PowerPC 970 Running at 2.5 GHz
kuwan writes "IBM has just released a press release that indicates they have the new PowerPC 970 running at 1.8 to 2.5 GHz making it 'the fastest PowerPC so far.' IBM's original estimates were to have the chip running at 1.4 to 1.8 GHz at introduction, so this is very good news for those of us hoping Apple will use this as their next-generation chip."
Here you can find a more technical details than just press release.
Here is the actual spec about the PowerPC 970.
Ars Technica articles. Apparently, PPC 970 just last year's news. The real news is just the cranked-up speed...
--
Error 500: Internal sig error
"First of all, what is the processor that Apple using now? Isn't it some sort of PowerPC already? I see this one supports Altivec and I know that G3 and G4 Apple computers have the same instruction sets. Is this just another implementation, or is G3 and G4 relatives of this new processor?"
Apple does currently use a PowerPC processor in their computers. They have for the past eight years or so. Currently they're using the "750" edition, a'la G3 and G4, which are supplied by both IBM and Motorola.
"Second: what operating system does the IBM PowerPC run?"
The IBM machines with these series of microprocessors are things like the later generation AS/400s and RS/6000's. There are also some workstation machines (both badged as such and badged differently) with IBM PowerPCs in them. AS/400s use OS/400. RS/6000s can run many different OSes, including Linux and AIX.
"I suspect that the article is just confusing and processor itself is not made by IBM. Right??"
Wrong, at least on who makes the microprocessor. Motorola hasn't been doing so well lately, and even early on they had to deal with IBM to meet quota. IBM's hand in the PowerPC line is visible in Macintosh 5200's, which were common schoolroom computers that are starting to be end-of-lifed. They're dating back to August 1996 or so.
IBM had PL/1, with syntax worse than JOSS,
And everywhere the language went, it was a total loss...
From reading the specs it says:
9 Fetch, Decode Stages
5-13 OoO Execute Stages
2-3 Dispatch, Commit
So at total of 16-25 pipelined stages. I also notice that the longest(25) is for the Alti-Vec engine.

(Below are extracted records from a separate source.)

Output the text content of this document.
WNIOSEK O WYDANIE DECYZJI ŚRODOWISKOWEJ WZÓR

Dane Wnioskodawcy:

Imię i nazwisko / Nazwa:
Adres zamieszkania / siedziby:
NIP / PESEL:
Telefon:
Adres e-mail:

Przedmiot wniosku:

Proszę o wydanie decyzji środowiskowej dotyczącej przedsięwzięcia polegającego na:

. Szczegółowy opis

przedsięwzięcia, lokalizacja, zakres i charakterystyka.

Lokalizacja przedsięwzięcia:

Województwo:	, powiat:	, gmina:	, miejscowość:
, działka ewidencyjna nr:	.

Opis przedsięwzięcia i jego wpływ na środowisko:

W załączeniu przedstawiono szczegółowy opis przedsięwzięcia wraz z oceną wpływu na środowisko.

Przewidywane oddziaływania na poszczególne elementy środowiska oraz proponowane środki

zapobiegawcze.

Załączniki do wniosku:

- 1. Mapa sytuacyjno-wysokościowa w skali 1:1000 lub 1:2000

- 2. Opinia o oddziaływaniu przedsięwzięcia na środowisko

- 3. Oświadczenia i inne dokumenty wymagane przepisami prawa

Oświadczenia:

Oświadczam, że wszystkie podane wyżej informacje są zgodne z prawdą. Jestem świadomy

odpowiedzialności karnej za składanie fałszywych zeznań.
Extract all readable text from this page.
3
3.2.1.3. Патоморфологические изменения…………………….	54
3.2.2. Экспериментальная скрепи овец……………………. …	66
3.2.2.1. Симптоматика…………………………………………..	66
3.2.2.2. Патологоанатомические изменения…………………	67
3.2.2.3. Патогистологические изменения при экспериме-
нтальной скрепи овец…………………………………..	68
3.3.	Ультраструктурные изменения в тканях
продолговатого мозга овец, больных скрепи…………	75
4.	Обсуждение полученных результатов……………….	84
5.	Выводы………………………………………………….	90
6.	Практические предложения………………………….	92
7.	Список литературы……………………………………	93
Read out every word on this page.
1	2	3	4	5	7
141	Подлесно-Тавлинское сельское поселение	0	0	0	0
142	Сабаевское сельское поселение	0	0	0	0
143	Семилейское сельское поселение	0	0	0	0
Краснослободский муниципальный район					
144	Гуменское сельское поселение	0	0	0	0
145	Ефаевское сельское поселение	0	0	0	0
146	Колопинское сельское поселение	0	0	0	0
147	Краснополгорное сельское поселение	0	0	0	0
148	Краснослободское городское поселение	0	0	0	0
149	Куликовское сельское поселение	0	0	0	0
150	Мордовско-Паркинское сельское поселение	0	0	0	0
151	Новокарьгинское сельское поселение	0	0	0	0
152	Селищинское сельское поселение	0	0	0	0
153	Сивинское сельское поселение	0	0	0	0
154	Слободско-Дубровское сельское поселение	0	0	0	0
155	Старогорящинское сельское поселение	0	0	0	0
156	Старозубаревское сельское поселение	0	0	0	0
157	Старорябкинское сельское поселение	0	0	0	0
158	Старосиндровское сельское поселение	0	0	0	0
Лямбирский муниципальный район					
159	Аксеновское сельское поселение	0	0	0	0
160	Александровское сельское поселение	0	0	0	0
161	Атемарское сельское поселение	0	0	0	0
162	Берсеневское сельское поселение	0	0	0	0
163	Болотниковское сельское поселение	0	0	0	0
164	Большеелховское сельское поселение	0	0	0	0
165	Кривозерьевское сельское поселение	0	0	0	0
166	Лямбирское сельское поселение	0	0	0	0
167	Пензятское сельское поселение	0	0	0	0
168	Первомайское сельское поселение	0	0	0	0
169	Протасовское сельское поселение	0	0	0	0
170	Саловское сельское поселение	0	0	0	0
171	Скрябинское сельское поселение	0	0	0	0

This is very comparable to Pentium 4 which has 26 pipelined stages, although Pentium 4 does not have a vector engine.
Where the Music Matters
here is some info i found.. might help:c hdocs/A1387A29AC1C2AE087256C5200611780
SPECint2000
- 937 @ 1.8 GHz
SPECfp2000
- 1051 @ 1.8 GHz
Dhrystone MIPS
- 5220 @ 1.8 GHz
- 2.9 DMIPS / MHz
Additional Performance
- Peak scalar GFLOPS = 7.2
- Peak SIMD GFLOPS = 14.4
- RC5 : 18M keys/sec
Unfortunately at the very bottom it says that some of this are estimates.. here is the link where I got the info: http://www-3.ibm.com/chips/techlib/techlib.nsf/te
Because we're all too lazy to copy/paste
OK, Everyone who wants to understand which processor is fastest should really take a course on processors. Here's the (condensed) deal with the MHz myth:
All other things being equal, faster clock frequency = faster processor. The trick is in the magic words "all other things being equal". If I have a 1 GHz G4 and overclock it to 1.8GHz it will be faster. That's because the processor is using the exact same process but all the steps in the process suddenly take less time.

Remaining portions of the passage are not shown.